Why bin/deploy.sh is the right place for the orchestration loop (not a new lib)

The orchestration is specific to deploy — info / logs / shell don't trigger pipelines. Putting the for step in build deploy infra-build deploy-test; do trigger + watch; done loop in bin/deploy.sh keeps the lib focused on reusable primitives (trigger_pipeline, watch_run) rather than command-specific flow.

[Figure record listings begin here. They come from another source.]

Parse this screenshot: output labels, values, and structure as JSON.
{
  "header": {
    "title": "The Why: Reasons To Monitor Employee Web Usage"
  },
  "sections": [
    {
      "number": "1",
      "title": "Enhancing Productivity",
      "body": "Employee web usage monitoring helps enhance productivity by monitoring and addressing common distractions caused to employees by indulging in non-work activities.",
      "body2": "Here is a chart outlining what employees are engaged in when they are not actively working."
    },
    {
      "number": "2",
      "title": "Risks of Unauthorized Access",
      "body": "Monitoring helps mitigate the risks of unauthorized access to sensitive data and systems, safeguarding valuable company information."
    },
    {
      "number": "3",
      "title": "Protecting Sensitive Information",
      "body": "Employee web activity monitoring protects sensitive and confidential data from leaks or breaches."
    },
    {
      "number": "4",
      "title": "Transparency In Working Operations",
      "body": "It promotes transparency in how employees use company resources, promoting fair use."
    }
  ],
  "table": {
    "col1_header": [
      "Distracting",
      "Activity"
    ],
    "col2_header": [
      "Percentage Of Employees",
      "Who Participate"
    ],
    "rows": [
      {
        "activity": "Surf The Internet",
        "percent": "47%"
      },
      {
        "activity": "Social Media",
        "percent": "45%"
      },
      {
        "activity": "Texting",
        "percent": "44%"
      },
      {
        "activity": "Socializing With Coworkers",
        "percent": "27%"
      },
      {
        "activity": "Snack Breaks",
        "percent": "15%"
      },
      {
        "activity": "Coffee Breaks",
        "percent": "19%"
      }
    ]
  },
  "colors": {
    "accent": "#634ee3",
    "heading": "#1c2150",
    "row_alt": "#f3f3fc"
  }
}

Why --watch-live is a separate plan

--watch-live adds DNS / cert / HTTPS polling on TOP of the pipeline orchestration. It's a follow-on capability that only matters for first-time public-endpoint deploys. Bundling it into PLAN-C would balloon scope and conflate two different watch primitives (pipeline status vs HTTPS reachability). See PLAN-watch-live-deploy.md for the dedicated plan.

Out of scope for PLAN-C

  • --watch-live (separate plan; PLAN-C provides the hook by printing "Front Door + cert ~30-90 min" hint).
  • Step-level resume / --from-step N flags.
  • Triggering deploys against arbitrary branches (v2 stays on refs/heads/main like v1).
  • Rollback workflow (not in the investigation; separate concern).
  • Parallel pipeline execution (the chain is inherently serial — each step's artifact feeds the next).